Publication: Monitor Volume: 5 Issue: 71

The State Duma decided yesterday to postpone a vote on whether to impeach President Boris Yeltsin–which had been set for April 15–until the middle or May or later. Gennady Seleznev, the speaker of the parliament’s lower house, said the issue would probably be taken up after the May holidays–meaning after May Day, the first of the month, and Victory Day, which is on May 9. The decision to put off the vote was reportedly backed by all Duma factions except Russia is Our Home, which has been opposed to the impeachment process from the start.

While the decision would appear to be a retreat for the Duma opposition, which has been pushing for impeachment, it probably improves the opposition’s chances of winning a vote. The communists have pledged to make sure that a vote is taken in an open ballot, as opposed to secret voting, which makes it less likely that deputies on record as supporting impeachment will have a last-minute change of heart, for whatever reason. Indeed, the Kremlin condemned the Duma’s decision to delay the vote, with Kremlin spokesman Dmitri Yakushkin calling it “purely a… political struggle” (Russian agencies, April 12).

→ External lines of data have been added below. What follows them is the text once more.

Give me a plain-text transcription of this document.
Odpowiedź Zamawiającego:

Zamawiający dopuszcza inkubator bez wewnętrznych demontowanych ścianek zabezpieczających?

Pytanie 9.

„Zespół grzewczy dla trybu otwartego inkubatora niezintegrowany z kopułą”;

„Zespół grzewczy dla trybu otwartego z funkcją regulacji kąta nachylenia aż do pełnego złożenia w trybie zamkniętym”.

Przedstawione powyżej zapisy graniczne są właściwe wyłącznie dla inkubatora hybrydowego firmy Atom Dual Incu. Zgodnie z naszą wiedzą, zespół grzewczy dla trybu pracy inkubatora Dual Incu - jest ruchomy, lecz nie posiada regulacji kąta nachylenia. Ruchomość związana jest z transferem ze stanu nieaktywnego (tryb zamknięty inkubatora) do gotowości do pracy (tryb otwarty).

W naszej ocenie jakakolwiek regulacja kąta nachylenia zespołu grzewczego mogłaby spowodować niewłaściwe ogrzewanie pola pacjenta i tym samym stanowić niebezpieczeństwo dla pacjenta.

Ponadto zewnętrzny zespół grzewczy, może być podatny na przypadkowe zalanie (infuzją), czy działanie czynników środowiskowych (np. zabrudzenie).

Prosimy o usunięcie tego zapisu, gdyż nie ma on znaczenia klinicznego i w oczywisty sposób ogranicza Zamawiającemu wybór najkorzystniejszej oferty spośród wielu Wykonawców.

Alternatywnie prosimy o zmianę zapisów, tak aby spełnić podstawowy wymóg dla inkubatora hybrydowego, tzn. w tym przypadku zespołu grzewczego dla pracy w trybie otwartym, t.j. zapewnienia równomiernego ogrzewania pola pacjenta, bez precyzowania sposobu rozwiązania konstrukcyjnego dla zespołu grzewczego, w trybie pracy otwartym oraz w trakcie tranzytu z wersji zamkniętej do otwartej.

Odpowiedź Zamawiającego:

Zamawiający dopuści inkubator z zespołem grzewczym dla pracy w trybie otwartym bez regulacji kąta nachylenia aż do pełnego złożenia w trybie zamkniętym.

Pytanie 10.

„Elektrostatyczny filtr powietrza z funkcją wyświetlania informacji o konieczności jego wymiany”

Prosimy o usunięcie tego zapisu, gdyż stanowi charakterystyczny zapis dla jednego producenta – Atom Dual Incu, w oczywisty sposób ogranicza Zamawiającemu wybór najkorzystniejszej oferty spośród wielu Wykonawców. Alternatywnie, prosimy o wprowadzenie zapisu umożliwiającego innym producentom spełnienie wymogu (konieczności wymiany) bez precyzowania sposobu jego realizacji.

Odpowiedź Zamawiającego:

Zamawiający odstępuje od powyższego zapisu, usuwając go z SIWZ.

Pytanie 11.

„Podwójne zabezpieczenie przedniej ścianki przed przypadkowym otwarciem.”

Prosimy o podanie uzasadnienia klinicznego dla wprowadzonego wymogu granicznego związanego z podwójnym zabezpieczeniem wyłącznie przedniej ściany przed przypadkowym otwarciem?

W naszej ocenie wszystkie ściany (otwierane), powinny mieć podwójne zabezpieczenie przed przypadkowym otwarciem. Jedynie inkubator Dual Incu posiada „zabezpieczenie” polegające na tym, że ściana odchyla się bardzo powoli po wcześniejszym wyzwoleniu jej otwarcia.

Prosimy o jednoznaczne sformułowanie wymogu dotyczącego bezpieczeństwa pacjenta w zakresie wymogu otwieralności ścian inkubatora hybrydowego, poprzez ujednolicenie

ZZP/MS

Yeltsin earlier yesterday had told Seleznev that the Duma should either take the impeachment vote on April 15 or drop the issue completely. Today he attacked the Duma for postponing the impeachment vote, saying that it was part of a strategy to keep him under constant political attack, but would fail (AP, April 13).

Some observers believe that the impeachment initiative would likely garner the necessary 300 votes for passage if the vote were open (Moscow Times, April 13). Others–such as Georgy Satarov, a former Yeltsin adviser who now heads the INDEM think-tank–predict that the leftist factions will make sure impeachment fails in the Duma by only a few votes, with the communists voting for it, and some deputies from other factions, such as the Agrarians, voting against it. Satarov claimed that the communists have in the past arranged such face-saving pro-Kremlin outcomes (TV-6, April 11).

Last week the communists and their allies failed to force through a change in the Duma’s rules which would allow open voting by roll-call. Yesterday Gennady Zyuganov, head of the Communist Party of the Russian Federation (KPRF), presided over a meeting of the party’s leadership, which decided to insist on taking another vote on the matter (Izvestia, April 13).